Kommunalpolitik

Ratsfrau wechselt wieder: Wählervereinigung BME vor dem Aus

Da waren’s nur noch zwei: Dagmar Rode, die im März gemeinsam mit Manfred Gunkel (links) und Jochen Backes aus dem Essener Bürger Bündnis austrat, kehrt just dorthin wieder zurück. Die Bürgerliche Mitte steht damit auf der Kippe.

Da waren’s nur noch zwei: Dagmar Rode, die im März gemeinsam mit Manfred Gunkel (links) und Jochen Backes aus dem Essener Bürger Bündnis austrat, kehrt just dorthin wieder zurück. Die Bürgerliche Mitte steht damit auf der Kippe.

Foto: Foto: Julia Tillmann / FFS

Essen.  Raus aus dem Bürgerbündnis, rein ins Bürgerbündnis: Die Rückkehr von Ratsfrau Dagmar Rode zum EBB stürzt die Wählervereinigung BME in die Krise.

Vor ein paar Tagen noch, beim Stadtfest „Essen. Original“, warb Dagmar Rode für eine lokale Politik in Orange: Diese Farbe hatten sie sich bei der Bürgerlichen Mitte Essen (BME) ausgeguckt, jener Wählervereinigung, die sich nach dem jüngsten Hauskrach im Essener Bürger-Bündnis abspaltete. Umso überraschender, dass die Ratsfrau gut eine Woche später nun ihre Rückkehr zum EBB vermeldet, was die BME mehr kosten könnte als nur den Fraktions-Status der bis dato dreiköpfigen Truppe: Die Wählervereinigung steht vor dem Aus.

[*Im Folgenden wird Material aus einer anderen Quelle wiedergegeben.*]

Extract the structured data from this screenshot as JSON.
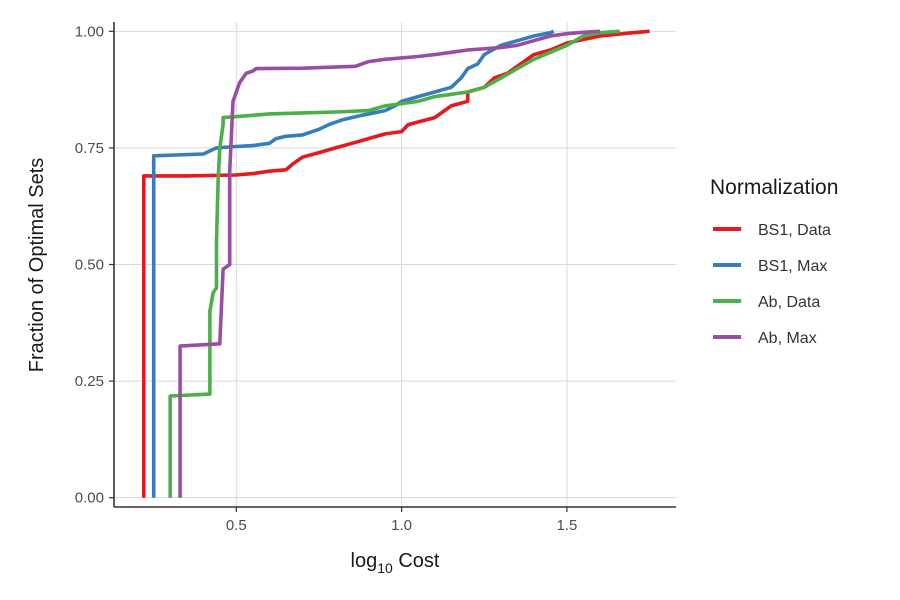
{
  "chart_data": {
    "type": "line",
    "xlabel_main": "log",
    "xlabel_sub": "10",
    "xlabel_rest": " Cost",
    "ylabel": "Fraction of Optimal Sets",
    "xlim": [
      0.13,
      1.83
    ],
    "ylim": [
      -0.02,
      1.02
    ],
    "x_ticks": [
      0.5,
      1.0,
      1.5
    ],
    "x_tick_labels": [
      "0.5",
      "1.0",
      "1.5"
    ],
    "y_ticks": [
      0.0,
      0.25,
      0.5,
      0.75,
      1.0
    ],
    "y_tick_labels": [
      "0.00",
      "0.25",
      "0.50",
      "0.75",
      "1.00"
    ],
    "grid": true,
    "legend": {
      "title": "Normalization",
      "placement": "right"
    },
    "series": [
      {
        "name": "BS1, Data",
        "color": "#E41A1C",
        "points": [
          [
            0.22,
            0.0
          ],
          [
            0.22,
            0.69
          ],
          [
            0.35,
            0.69
          ],
          [
            0.5,
            0.692
          ],
          [
            0.55,
            0.695
          ],
          [
            0.6,
            0.7
          ],
          [
            0.65,
            0.703
          ],
          [
            0.67,
            0.715
          ],
          [
            0.7,
            0.73
          ],
          [
            0.75,
            0.74
          ],
          [
            0.8,
            0.75
          ],
          [
            0.85,
            0.76
          ],
          [
            0.9,
            0.77
          ],
          [
            0.95,
            0.78
          ],
          [
            1.0,
            0.785
          ],
          [
            1.02,
            0.8
          ],
          [
            1.1,
            0.815
          ],
          [
            1.15,
            0.84
          ],
          [
            1.2,
            0.85
          ],
          [
            1.2,
            0.87
          ],
          [
            1.25,
            0.88
          ],
          [
            1.28,
            0.9
          ],
          [
            1.32,
            0.91
          ],
          [
            1.36,
            0.93
          ],
          [
            1.4,
            0.95
          ],
          [
            1.45,
            0.96
          ],
          [
            1.5,
            0.975
          ],
          [
            1.6,
            0.99
          ],
          [
            1.7,
            0.997
          ],
          [
            1.75,
            1.0
          ]
        ]
      },
      {
        "name": "BS1, Max",
        "color": "#377EB8",
        "points": [
          [
            0.25,
            0.0
          ],
          [
            0.25,
            0.733
          ],
          [
            0.4,
            0.737
          ],
          [
            0.44,
            0.75
          ],
          [
            0.5,
            0.753
          ],
          [
            0.55,
            0.755
          ],
          [
            0.6,
            0.76
          ],
          [
            0.62,
            0.77
          ],
          [
            0.65,
            0.775
          ],
          [
            0.7,
            0.778
          ],
          [
            0.75,
            0.79
          ],
          [
            0.78,
            0.8
          ],
          [
            0.82,
            0.81
          ],
          [
            0.88,
            0.82
          ],
          [
            0.95,
            0.83
          ],
          [
            0.98,
            0.84
          ],
          [
            1.0,
            0.85
          ],
          [
            1.05,
            0.86
          ],
          [
            1.1,
            0.87
          ],
          [
            1.15,
            0.88
          ],
          [
            1.18,
            0.9
          ],
          [
            1.2,
            0.92
          ],
          [
            1.23,
            0.93
          ],
          [
            1.25,
            0.95
          ],
          [
            1.3,
            0.97
          ],
          [
            1.35,
            0.98
          ],
          [
            1.4,
            0.99
          ],
          [
            1.45,
            0.997
          ],
          [
            1.46,
            1.0
          ]
        ]
      },
      {
        "name": "Ab, Data",
        "color": "#4DAF4A",
        "points": [
          [
            0.3,
            0.0
          ],
          [
            0.3,
            0.218
          ],
          [
            0.42,
            0.222
          ],
          [
            0.42,
            0.4
          ],
          [
            0.43,
            0.44
          ],
          [
            0.44,
            0.45
          ],
          [
            0.44,
            0.55
          ],
          [
            0.445,
            0.68
          ],
          [
            0.45,
            0.75
          ],
          [
            0.46,
            0.8
          ],
          [
            0.46,
            0.815
          ],
          [
            0.55,
            0.82
          ],
          [
            0.6,
            0.823
          ],
          [
            0.7,
            0.825
          ],
          [
            0.8,
            0.827
          ],
          [
            0.9,
            0.83
          ],
          [
            0.95,
            0.84
          ],
          [
            1.0,
            0.845
          ],
          [
            1.05,
            0.85
          ],
          [
            1.1,
            0.86
          ],
          [
            1.15,
            0.865
          ],
          [
            1.2,
            0.87
          ],
          [
            1.25,
            0.88
          ],
          [
            1.3,
            0.9
          ],
          [
            1.35,
            0.92
          ],
          [
            1.4,
            0.94
          ],
          [
            1.45,
            0.955
          ],
          [
            1.5,
            0.97
          ],
          [
            1.55,
            0.99
          ],
          [
            1.6,
            0.997
          ],
          [
            1.66,
            1.0
          ]
        ]
      },
      {
        "name": "Ab, Max",
        "color": "#984EA3",
        "points": [
          [
            0.33,
            0.0
          ],
          [
            0.33,
            0.325
          ],
          [
            0.45,
            0.33
          ],
          [
            0.46,
            0.49
          ],
          [
            0.48,
            0.5
          ],
          [
            0.48,
            0.7
          ],
          [
            0.49,
            0.85
          ],
          [
            0.5,
            0.87
          ],
          [
            0.51,
            0.89
          ],
          [
            0.52,
            0.9
          ],
          [
            0.53,
            0.91
          ],
          [
            0.55,
            0.915
          ],
          [
            0.56,
            0.92
          ],
          [
            0.7,
            0.921
          ],
          [
            0.86,
            0.925
          ],
          [
            0.9,
            0.935
          ],
          [
            0.95,
            0.94
          ],
          [
            1.0,
            0.943
          ],
          [
            1.05,
            0.946
          ],
          [
            1.1,
            0.95
          ],
          [
            1.15,
            0.955
          ],
          [
            1.2,
            0.96
          ],
          [
            1.3,
            0.965
          ],
          [
            1.35,
            0.97
          ],
          [
            1.4,
            0.98
          ],
          [
            1.45,
            0.99
          ],
          [
            1.5,
            0.995
          ],
          [
            1.55,
            0.998
          ],
          [
            1.6,
            1.0
          ]
        ]
      }
    ]
  }
}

Da mag auch Jochen Backes nicht widersprechen, der mit Rode und Ratsherr Manfred Gunkel erst im März im Streit das Essener Bürger Bündnis verlassen und die BME gegründet hatte. Denn Mitglieder für eine freie Wählervereinigung zu finden, ist ein hartes Geschäft: Auch nach 15 Jahren zählt das EBB gerade mal 120 Mitglieder, bei der BME waren es zuletzt knapp 20, doch mit Dagmar Rode werden wohl mindestens drei weitere Mitglieder aus der Familie das Weite suchen. Da wird die Luft dünn.

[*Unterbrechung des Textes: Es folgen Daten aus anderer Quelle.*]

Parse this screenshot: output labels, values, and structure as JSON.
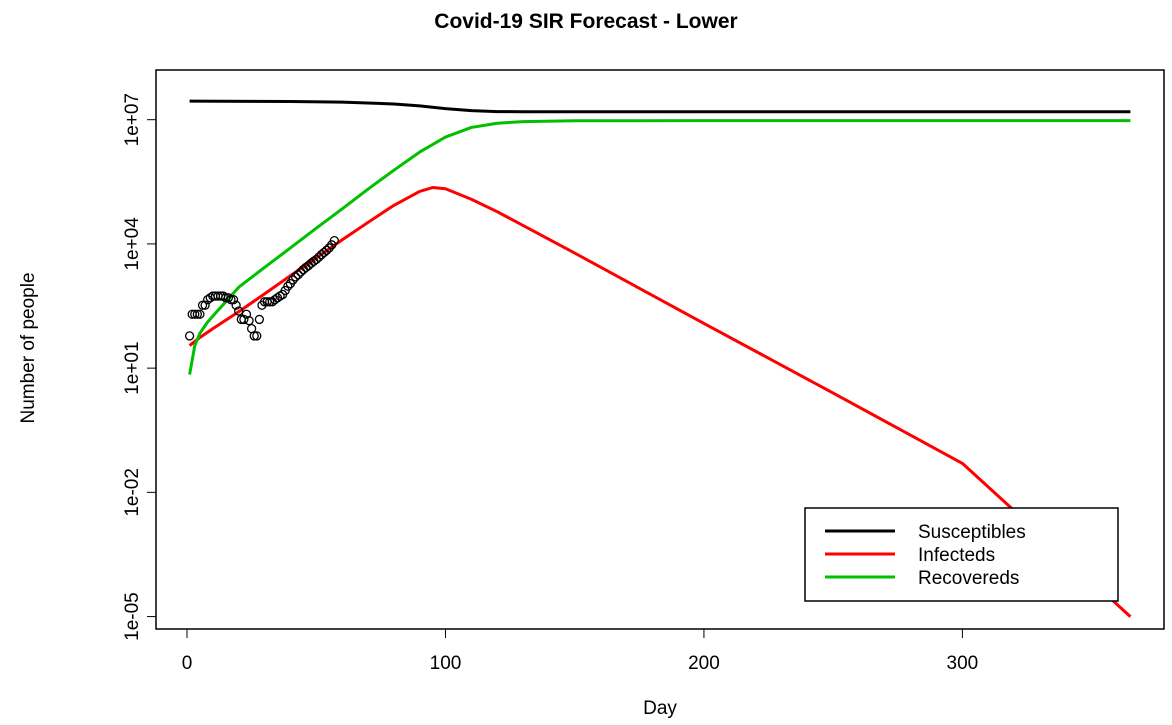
{
  "chart_data": {
    "type": "line",
    "title": "Covid-19 SIR Forecast - Lower",
    "xlabel": "Day",
    "ylabel": "Number of people",
    "xlim": [
      -12,
      378
    ],
    "ylim_log10": [
      -5.3,
      8.2
    ],
    "y_scale": "log",
    "x_ticks": [
      0,
      100,
      200,
      300
    ],
    "x_tick_labels": [
      "0",
      "100",
      "200",
      "300"
    ],
    "y_ticks": [
      1e-05,
      0.01,
      10,
      10000,
      10000000
    ],
    "y_tick_labels": [
      "1e-05",
      "1e-02",
      "1e+01",
      "1e+04",
      "1e+07"
    ],
    "grid": false,
    "legend": {
      "position": "bottom-right",
      "entries": [
        "Susceptibles",
        "Infecteds",
        "Recovereds"
      ]
    },
    "series": [
      {
        "name": "Susceptibles",
        "color": "#000000",
        "x": [
          1,
          40,
          60,
          80,
          90,
          100,
          110,
          120,
          130,
          200,
          300,
          365
        ],
        "y": [
          28000000,
          27500000,
          26500000,
          24000000,
          21500000,
          18500000,
          16500000,
          15700000,
          15500000,
          15500000,
          15500000,
          15500000
        ]
      },
      {
        "name": "Infecteds",
        "color": "#ff0000",
        "x": [
          1,
          5,
          10,
          20,
          30,
          40,
          50,
          60,
          70,
          80,
          90,
          95,
          100,
          110,
          120,
          150,
          200,
          250,
          300,
          365
        ],
        "y": [
          35,
          55,
          90,
          230,
          620,
          1700,
          4600,
          12500,
          33000,
          85000,
          185000,
          230000,
          215000,
          120000,
          60000,
          6000,
          120,
          2.5,
          0.05,
          1e-05
        ]
      },
      {
        "name": "Recovereds",
        "color": "#00c000",
        "x": [
          1,
          3,
          5,
          8,
          12,
          15,
          20,
          30,
          40,
          50,
          60,
          70,
          80,
          90,
          100,
          110,
          120,
          130,
          150,
          200,
          300,
          365
        ],
        "y": [
          7,
          35,
          70,
          130,
          250,
          400,
          900,
          2700,
          8000,
          24000,
          70000,
          210000,
          600000,
          1650000,
          3800000,
          6500000,
          8200000,
          9000000,
          9400000,
          9500000,
          9500000,
          9500000
        ]
      }
    ],
    "observed_points": {
      "name": "observed",
      "color": "#000000",
      "x": [
        1,
        2,
        3,
        4,
        5,
        6,
        7,
        8,
        9,
        10,
        11,
        12,
        13,
        14,
        15,
        16,
        17,
        18,
        19,
        20,
        21,
        22,
        23,
        24,
        25,
        26,
        27,
        28,
        29,
        30,
        31,
        32,
        33,
        34,
        35,
        36,
        37,
        38,
        39,
        40,
        41,
        42,
        43,
        44,
        45,
        46,
        47,
        48,
        49,
        50,
        51,
        52,
        53,
        54,
        55,
        56,
        57
      ],
      "y": [
        60,
        200,
        200,
        200,
        200,
        330,
        330,
        450,
        500,
        550,
        550,
        550,
        550,
        550,
        500,
        500,
        450,
        450,
        330,
        240,
        150,
        150,
        200,
        140,
        90,
        60,
        60,
        150,
        330,
        400,
        400,
        400,
        400,
        450,
        500,
        550,
        600,
        750,
        950,
        1100,
        1350,
        1600,
        1800,
        2100,
        2400,
        2700,
        3000,
        3400,
        3800,
        4200,
        4800,
        5500,
        6200,
        7000,
        8000,
        9500,
        12000
      ]
    }
  }
}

„Da müssen sie überall und nirgends sein“

Ihre Gründe für das Hin und Her? Es gab wohl nicht den großen Krach in der neuen Gruppe, eher einige kleinere Störfaktoren – und über allem das Gefühl, sich im Essener Bürger Bündnis schon eher ihrem Steckenpferd, der Kulturpolitik widmen zu können. In einer kleineren Truppe gehe das nicht, so Rode, „da müssen sie überall und nirgends sein“.

Vielleicht verglühte auch deshalb eine andere Wählervereinigung frühzeitig am politischen Sternenhimmel: U.V.O., ebenfalls gegründet von drei ehemaligen Mitgliedern im Bürger-Bündnis, auch sie nach einem Hauskrach ausgeschieden. Einer von ihnen, Joachim Kluft, mischt seit ein paar Monaten wieder beim EBB mit. Und Kai Hemsteeg, der zuletzt erst den Ex-Sozi Arndt Gabriel an Land zog und dem Bürgerbündnis damit wieder Fraktions-Status verschaffte, zeigt sich mehr denn je erleichtert: Wir lassen „eine schwere Krise hinter uns“.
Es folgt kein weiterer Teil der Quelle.